While most residents appear calm at this time, Glenroyal Smoothshave did not.

Smoothshave, a former welterweight boxer from the hard side of Merrymount, expressed disgust at the situation, claiming the Wollaston levees had been poorly designed by the Quincy Point Panthers cheerleading squad.


Glenroyal Smoothshave, the absolute angriest motherfucker this city will ever know.

"I'm sick and tired of this shit," Smoothshave screamed. "Why weren't the residents of this city alerted with enough time to conduct a proper, timely evacuation? Why in God's name would a city hire a cheerleading squad to design a levee? And why the fuck were a shitload of black people sitting up on rooftops? If that was white people up on them rooftops, there would have been a helicopter for every single one of them. But no, the black man's gotta stay up on the rooftop all day and piss and shit in front of news cameras. If that was Elvis up on that rooftop, they would have raised the Titanic to go get him. If that was Justin Timberlake, Obama himself would have picked him up in a goddamn canoe. Even if it were Steve Zahn, or somebody like that, the motherfucker would have been there for six minutes, tops. Like I said, I'm sick of this shit. I'm about to get medieval up in this bitch. Who the fuck gets their flood warnings from Taunton, anyway? That is some straight up bullshit."
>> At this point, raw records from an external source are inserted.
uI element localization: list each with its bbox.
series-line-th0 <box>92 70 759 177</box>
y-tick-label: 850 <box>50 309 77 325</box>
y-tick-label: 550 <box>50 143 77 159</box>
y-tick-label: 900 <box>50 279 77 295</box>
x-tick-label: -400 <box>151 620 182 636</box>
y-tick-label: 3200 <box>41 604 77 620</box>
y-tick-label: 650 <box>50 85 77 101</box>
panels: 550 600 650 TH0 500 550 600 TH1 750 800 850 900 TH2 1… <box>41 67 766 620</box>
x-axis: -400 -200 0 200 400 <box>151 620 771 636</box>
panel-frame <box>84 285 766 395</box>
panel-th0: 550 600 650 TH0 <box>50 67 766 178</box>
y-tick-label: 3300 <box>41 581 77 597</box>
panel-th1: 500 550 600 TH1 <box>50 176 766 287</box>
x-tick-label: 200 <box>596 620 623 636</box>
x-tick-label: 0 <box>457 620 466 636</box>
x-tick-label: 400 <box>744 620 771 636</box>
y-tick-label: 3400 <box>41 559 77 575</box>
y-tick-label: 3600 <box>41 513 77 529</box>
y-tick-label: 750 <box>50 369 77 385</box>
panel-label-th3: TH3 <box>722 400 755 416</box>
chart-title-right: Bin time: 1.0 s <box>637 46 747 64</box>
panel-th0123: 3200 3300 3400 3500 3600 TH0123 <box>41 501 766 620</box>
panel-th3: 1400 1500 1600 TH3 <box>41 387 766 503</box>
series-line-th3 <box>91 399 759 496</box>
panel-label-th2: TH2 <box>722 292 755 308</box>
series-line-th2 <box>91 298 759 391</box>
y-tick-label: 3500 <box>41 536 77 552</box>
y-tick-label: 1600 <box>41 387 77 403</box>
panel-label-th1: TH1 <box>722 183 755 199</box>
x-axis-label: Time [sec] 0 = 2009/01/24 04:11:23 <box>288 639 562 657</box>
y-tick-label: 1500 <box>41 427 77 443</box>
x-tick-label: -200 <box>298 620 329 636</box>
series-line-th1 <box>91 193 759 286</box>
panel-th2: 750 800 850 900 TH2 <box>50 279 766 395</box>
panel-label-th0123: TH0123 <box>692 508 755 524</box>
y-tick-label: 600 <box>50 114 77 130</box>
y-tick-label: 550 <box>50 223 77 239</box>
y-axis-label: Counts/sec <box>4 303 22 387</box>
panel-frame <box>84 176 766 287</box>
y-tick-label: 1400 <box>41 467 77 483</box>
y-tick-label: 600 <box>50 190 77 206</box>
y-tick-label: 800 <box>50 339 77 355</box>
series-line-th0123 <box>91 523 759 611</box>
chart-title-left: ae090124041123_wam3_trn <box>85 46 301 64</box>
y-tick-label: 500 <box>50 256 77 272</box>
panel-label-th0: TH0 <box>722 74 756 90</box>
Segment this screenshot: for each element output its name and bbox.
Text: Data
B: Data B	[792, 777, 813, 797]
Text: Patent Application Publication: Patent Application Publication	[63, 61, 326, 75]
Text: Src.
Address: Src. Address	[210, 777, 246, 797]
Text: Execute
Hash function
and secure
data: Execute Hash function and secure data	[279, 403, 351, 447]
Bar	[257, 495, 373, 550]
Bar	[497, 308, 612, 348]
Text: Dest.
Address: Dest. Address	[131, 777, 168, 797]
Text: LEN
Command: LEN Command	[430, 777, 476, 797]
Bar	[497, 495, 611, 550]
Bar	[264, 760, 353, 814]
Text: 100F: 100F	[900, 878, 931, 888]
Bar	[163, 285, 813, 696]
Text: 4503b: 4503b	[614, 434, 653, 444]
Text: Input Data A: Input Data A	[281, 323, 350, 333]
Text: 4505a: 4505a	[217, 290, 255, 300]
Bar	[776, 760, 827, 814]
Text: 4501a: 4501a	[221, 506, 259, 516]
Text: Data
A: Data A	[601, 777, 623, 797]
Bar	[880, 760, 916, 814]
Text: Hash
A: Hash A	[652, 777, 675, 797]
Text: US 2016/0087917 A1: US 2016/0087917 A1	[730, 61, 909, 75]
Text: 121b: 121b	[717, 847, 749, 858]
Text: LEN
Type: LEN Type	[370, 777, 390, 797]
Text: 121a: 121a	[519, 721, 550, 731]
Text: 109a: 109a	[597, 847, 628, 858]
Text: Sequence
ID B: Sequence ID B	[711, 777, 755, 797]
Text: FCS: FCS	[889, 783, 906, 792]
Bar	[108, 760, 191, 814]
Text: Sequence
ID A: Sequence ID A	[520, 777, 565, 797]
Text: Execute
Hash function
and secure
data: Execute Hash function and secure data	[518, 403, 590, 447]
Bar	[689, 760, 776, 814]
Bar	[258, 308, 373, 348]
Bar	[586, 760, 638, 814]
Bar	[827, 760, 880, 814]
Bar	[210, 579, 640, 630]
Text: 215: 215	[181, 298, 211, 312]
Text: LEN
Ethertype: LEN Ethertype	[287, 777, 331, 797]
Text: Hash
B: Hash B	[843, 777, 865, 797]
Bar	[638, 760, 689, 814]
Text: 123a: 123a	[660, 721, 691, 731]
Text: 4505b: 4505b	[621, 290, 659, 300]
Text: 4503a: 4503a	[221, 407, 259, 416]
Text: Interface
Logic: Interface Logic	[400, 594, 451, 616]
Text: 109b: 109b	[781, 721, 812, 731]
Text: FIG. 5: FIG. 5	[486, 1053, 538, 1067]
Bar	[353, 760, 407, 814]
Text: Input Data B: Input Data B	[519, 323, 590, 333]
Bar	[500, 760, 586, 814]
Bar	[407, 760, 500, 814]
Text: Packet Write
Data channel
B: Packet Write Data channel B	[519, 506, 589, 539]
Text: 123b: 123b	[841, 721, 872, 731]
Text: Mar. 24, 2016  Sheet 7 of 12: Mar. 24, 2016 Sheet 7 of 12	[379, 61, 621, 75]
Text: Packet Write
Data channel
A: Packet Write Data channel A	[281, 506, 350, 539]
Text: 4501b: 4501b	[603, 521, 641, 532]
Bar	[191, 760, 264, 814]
Smoothshave then darted up Hancock Street at the speed of an angry bulldog, causing Houston, Texas rap artist, Scarface, to cross the street in fear.


There is no word yet as to why Scarface was in Quincy, although it is expected that he may be researching the area for his upcoming film, Mo' Crazy Ridiculous.

For updates and warnings on today's weather, please watch the news.